In 1953, I was 17 years old and I worked in a dairy in Tenterden, Kent, where I lived with my mother and twin sister, Carol. I loved my job, but in the early months of that year I began to feel ill. I could not walk straight, I was finding it hard to chew anything and would often find myself choking and worse of all, I began to feel and look like a 'rag doll'. My mother took me to the doctors and I was admitted straight away into Ashford Hospital where my health continued to decline and in June 1953, the decision was made to transfer me to the Middlesex Hospital in London. I was quite ill by this time and don't remember much about the journey, but I do remember that out of the window of the ambulance I could just see all the decorations through London of the coronation that had taken place earlier that month.

I arrived at the hospital very tired and weak and in the following few days I underwent many tests. Finally, a diagnosis of myasthenia gravis was made and I was scheduled for surgery straight away. On the 1st July 1953 I underwent surgery for the removal of my thymus gland. After the operation I began to feel a lot better and my health picked up rapidly. I could swallow again and my speech was somewhat better, even if it was very slow. I t was, however, hard to walk again without falling down.

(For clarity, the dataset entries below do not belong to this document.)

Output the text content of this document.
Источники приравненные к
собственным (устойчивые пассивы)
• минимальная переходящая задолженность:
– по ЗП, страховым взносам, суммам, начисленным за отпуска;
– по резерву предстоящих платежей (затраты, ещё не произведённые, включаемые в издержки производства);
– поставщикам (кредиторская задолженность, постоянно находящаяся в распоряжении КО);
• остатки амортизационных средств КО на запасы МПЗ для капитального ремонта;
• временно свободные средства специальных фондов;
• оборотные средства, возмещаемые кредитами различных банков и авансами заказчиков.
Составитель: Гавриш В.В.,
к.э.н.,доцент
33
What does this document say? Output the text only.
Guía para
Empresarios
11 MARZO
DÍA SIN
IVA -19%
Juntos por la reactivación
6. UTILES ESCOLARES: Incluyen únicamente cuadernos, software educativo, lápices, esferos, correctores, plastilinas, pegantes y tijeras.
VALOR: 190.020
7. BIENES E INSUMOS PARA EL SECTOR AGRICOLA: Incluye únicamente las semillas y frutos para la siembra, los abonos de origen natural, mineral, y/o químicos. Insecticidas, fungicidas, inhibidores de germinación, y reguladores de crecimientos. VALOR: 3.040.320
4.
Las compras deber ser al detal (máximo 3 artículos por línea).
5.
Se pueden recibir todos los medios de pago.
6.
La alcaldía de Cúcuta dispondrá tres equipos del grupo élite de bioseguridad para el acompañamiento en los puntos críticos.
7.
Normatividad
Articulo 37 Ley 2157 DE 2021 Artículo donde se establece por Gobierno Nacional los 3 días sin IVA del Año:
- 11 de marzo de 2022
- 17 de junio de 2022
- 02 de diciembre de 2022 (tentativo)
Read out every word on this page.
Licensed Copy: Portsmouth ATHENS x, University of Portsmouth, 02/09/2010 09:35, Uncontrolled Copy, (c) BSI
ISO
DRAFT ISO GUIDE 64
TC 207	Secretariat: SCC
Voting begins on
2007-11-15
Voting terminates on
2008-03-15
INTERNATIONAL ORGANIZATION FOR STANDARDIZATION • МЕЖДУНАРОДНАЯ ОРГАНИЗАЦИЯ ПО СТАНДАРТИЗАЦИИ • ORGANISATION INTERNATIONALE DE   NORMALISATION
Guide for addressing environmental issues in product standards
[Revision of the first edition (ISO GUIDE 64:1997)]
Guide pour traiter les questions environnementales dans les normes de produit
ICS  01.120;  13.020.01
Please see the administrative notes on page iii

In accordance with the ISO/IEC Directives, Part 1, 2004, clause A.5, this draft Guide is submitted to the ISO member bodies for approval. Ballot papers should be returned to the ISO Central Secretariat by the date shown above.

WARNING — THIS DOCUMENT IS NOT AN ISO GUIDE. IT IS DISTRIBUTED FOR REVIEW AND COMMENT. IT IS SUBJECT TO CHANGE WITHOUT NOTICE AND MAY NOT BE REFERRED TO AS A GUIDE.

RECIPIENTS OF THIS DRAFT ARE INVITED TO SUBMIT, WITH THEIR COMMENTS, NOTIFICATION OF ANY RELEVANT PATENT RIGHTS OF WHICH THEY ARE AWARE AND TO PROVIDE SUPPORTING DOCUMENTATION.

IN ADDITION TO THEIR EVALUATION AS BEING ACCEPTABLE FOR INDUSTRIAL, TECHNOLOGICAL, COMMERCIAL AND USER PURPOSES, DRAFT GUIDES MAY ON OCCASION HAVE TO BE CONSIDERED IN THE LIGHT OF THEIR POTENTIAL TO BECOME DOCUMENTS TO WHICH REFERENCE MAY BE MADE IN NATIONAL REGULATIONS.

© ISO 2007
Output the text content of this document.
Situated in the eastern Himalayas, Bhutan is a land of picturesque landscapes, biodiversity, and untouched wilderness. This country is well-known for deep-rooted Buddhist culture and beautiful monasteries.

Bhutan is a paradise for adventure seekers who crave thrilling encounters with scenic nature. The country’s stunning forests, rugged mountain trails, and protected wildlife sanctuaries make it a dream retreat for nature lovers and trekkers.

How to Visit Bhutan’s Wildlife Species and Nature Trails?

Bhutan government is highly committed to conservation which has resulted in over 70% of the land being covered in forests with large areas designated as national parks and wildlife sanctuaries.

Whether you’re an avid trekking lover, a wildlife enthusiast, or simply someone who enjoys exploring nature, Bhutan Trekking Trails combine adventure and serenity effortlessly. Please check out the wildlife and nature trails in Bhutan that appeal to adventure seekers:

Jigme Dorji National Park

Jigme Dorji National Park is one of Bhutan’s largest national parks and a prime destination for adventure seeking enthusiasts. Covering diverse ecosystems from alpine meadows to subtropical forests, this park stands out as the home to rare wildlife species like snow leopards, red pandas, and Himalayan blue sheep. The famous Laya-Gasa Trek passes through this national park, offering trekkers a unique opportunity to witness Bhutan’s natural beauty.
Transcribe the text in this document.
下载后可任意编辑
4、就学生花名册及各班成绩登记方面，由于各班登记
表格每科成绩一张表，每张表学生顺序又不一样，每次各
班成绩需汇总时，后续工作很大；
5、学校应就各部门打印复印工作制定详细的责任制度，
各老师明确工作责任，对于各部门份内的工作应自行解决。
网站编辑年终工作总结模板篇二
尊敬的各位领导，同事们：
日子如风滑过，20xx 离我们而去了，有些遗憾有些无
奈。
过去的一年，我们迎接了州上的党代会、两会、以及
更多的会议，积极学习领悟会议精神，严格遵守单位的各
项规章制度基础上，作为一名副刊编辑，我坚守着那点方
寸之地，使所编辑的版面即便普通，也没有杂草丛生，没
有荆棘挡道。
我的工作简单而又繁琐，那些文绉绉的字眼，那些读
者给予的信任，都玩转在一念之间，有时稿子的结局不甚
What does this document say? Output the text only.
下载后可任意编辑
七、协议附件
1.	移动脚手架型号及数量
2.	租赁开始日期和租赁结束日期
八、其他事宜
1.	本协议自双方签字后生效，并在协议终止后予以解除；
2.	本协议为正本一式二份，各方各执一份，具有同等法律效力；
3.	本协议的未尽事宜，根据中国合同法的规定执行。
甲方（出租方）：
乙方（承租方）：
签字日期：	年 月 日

Following my time in the hospital, I was sent to a convalescent home in Margate for a month where I learnt to take all the medication and also some amount of fear for the future. I continued to feel a lot better in the coming weeks and even managed to get a job working with Carol in the local cinema as an usherette. I enjoyed the job but I did get very tired at times and my speech was often slow.

On one of my days off from work, I went into Hythe to see a friend and visited a little cafe there in order to take my tablets and these two fellows walked in. We got talking and I found out that they were both in the Gloucester Regiment int the Army. One of the soldiers was Malcolm (later to become my husband) and over the next few months he travelled down to Tenterden from Ashford, where he was based, as often as he could.

During 1954, we arranged our wedding together with Carol and her partner Reg, a farm worker, and we finally had a double wedding on Thursday 18th September 1954.

In the first years of married life, I had many bad days, often collapsing on the floor, unable to do very much at all. Malcolm was wonderful looking after me when I was poorly and could not speak. He actually became quite an expert in telling the doctors about my condition because in the early days not a lot was known about myasthenia gravis. We were blessed with four children in all, three daughter and a son and we now have 10 grandchildren and 10 great grandchildren. Unfortunately, I lost Malcolm in July 2017 and I miss him very much. Even though I now have a few other ailments, including the early onset of Alzheimer's, I still continue to take my medication for my myasthenia, even though it is not as much as I used to, and I am still going strong at the age of 83.